Derrière ses airs de comédie familiale inoffensive, même si à des lieux du cinéma trash et punk, Ishii emprunte au genre tout ce qu’il a de plus anodin pour le dérégler légèrement au fur et à mesure que le métrage avance et proposer un manifeste rageur qui singe l’idée même de la famille japonaise. Les Kobayashi nous sont montrés comme étant une famille, certes légèrement excentrique, mais dans les standards de la famille japonaise de la bulle économique : le père est un salary-man, la mère une femme au foyer, le frère est un étudiant et la sœur encore une enfant aux rêves d’idols, tandis qu’ils accueillent le grand-père, comme traditionnellement dans la famille japonaise. C’est pour mieux faire du salary-man un désaxé voulant tuer toute sa famille car elle serait visiblement « malade », écho aux pires faits divers et de société ; de faire du grand-père un vestige du Japon impérial de la Seconde Guerre mondiale, moment historique mis sous le tapis dans les années 80 ; de faire de la petite sœur une fille totalement aliénée par le Japon contemporain et ses nouvelles icônes ; de faire du grand frère un étudiant livide et renfermé sur lui-même, rendu fou par le rythme insoutenable des études.

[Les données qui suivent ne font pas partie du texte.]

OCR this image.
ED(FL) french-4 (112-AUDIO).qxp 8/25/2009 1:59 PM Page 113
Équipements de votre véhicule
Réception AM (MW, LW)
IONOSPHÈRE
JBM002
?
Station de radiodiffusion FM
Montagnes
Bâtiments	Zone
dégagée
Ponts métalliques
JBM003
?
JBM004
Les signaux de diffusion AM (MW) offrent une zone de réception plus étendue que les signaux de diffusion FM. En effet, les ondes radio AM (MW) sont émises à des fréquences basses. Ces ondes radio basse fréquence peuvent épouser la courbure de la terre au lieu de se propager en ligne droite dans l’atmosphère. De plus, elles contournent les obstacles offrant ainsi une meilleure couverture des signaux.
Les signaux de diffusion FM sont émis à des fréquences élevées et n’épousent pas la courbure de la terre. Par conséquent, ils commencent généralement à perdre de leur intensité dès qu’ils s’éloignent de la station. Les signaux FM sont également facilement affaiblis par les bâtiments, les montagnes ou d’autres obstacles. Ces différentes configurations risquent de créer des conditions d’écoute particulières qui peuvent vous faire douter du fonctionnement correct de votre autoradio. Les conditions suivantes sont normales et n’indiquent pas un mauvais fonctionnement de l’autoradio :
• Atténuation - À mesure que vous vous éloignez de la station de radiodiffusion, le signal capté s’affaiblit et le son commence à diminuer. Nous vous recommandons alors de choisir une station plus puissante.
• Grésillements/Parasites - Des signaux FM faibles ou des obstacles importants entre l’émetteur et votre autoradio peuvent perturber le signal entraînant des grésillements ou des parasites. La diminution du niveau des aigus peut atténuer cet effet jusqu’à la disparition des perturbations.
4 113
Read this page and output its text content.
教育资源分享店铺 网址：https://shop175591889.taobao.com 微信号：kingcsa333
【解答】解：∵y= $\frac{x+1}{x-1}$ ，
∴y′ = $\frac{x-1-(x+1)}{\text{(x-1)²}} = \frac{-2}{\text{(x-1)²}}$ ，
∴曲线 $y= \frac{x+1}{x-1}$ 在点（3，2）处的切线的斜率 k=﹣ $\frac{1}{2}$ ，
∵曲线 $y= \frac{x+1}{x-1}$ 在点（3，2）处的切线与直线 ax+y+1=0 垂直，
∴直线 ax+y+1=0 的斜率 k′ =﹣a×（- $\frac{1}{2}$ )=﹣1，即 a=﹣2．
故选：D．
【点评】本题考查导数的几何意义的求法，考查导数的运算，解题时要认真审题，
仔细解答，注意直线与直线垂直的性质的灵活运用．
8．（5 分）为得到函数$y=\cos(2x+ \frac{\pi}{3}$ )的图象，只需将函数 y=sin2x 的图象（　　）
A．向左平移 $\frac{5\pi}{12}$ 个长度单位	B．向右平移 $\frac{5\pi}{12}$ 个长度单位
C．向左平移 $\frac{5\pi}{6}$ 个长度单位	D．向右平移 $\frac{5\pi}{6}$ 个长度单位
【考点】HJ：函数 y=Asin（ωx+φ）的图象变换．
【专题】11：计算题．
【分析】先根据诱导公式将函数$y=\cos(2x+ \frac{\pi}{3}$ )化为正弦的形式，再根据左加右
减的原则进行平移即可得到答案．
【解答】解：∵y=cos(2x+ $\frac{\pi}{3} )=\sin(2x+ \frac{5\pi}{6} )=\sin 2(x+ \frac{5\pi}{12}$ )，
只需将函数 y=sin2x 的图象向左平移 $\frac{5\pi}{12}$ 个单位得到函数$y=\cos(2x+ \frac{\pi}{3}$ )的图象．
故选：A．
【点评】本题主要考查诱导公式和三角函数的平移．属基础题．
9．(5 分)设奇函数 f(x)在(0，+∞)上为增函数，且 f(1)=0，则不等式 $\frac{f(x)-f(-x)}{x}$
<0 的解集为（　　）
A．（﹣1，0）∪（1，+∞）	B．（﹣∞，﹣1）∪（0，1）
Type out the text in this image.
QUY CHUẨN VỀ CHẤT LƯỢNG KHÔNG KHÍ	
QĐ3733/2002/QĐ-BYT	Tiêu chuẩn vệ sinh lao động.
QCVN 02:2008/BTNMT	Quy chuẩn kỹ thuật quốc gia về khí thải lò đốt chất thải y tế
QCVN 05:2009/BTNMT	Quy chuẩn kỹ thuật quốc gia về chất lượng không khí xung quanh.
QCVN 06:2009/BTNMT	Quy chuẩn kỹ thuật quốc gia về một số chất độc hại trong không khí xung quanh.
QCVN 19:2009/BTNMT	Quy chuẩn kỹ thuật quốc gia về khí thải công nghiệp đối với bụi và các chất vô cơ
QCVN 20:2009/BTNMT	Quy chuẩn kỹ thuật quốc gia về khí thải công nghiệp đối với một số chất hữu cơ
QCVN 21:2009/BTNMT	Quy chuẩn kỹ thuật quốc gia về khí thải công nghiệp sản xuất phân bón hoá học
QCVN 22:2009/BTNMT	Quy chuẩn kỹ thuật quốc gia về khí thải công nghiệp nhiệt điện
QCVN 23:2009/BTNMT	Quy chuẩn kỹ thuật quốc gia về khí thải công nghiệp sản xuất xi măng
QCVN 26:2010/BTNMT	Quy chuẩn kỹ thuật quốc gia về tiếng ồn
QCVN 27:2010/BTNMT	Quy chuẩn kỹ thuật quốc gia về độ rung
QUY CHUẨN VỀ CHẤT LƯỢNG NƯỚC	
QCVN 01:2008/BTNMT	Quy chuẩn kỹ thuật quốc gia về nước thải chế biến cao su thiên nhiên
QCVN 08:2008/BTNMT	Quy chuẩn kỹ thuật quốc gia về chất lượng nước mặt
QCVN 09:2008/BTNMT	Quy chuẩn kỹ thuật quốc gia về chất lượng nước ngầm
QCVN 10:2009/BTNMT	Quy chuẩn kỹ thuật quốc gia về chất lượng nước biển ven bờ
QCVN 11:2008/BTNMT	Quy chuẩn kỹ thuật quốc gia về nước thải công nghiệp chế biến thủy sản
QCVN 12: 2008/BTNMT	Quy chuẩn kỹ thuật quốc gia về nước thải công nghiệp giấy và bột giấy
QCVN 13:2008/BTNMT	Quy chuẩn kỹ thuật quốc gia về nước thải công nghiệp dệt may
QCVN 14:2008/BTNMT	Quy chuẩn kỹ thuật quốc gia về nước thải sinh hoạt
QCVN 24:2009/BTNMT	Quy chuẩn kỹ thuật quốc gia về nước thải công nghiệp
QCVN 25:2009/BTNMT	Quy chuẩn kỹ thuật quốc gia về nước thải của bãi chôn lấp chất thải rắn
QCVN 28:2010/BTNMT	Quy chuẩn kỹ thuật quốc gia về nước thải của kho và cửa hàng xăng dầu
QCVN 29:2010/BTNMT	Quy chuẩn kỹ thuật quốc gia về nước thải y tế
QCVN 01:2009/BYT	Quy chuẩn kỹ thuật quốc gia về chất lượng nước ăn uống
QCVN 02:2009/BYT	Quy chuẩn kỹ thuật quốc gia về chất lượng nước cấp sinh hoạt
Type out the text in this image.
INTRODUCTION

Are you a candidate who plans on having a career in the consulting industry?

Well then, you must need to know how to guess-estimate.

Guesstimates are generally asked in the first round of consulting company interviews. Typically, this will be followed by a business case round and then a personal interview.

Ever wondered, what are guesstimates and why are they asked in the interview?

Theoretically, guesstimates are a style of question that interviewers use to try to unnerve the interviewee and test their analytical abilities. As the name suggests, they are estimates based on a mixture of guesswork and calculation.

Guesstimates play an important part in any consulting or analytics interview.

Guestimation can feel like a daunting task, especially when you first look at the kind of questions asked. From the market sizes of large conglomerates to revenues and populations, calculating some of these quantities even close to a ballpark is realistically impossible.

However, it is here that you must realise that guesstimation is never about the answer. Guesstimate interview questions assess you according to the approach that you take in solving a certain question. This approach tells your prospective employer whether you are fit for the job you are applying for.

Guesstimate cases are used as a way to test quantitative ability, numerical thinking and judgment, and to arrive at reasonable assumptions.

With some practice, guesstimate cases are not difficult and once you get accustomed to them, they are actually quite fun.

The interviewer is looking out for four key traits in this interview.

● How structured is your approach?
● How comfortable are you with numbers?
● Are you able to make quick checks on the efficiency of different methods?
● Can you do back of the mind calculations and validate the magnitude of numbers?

Il fait de la famille traditionnelle un échantillon du Japon malade qu’il hystérise dans un joyeux jeu de massacres (qui ne va pas jusqu’à la mort, le film restant tout de même dans le carcan inoffensif de la comédie familiale). C’est probablement dans ce dérèglement que le film s’en sort le mieux : d’un coup, la petite comédie joyeuse prend un virage très noir où les viols et autres crimes de la Seconde Guerre mondiale jaillissent violemment au visage du spectateur, où le train quotidien insoutenable du Japon contemporain, véritable fabrique à faits divers, épuise nos personnages à l’excès et où la famille traditionnelle, dernier rempart d’un Japon qui se meurt, ne suffit plus (et n’a probablement jamais réussi) à limiter les pots cassés. Le film se termine alors sur une véritable image apocalyptique : la maison détruite, la famille Kobayashi s’installe sur le périphérique, ruines contemporaines de ce nouveau Japon.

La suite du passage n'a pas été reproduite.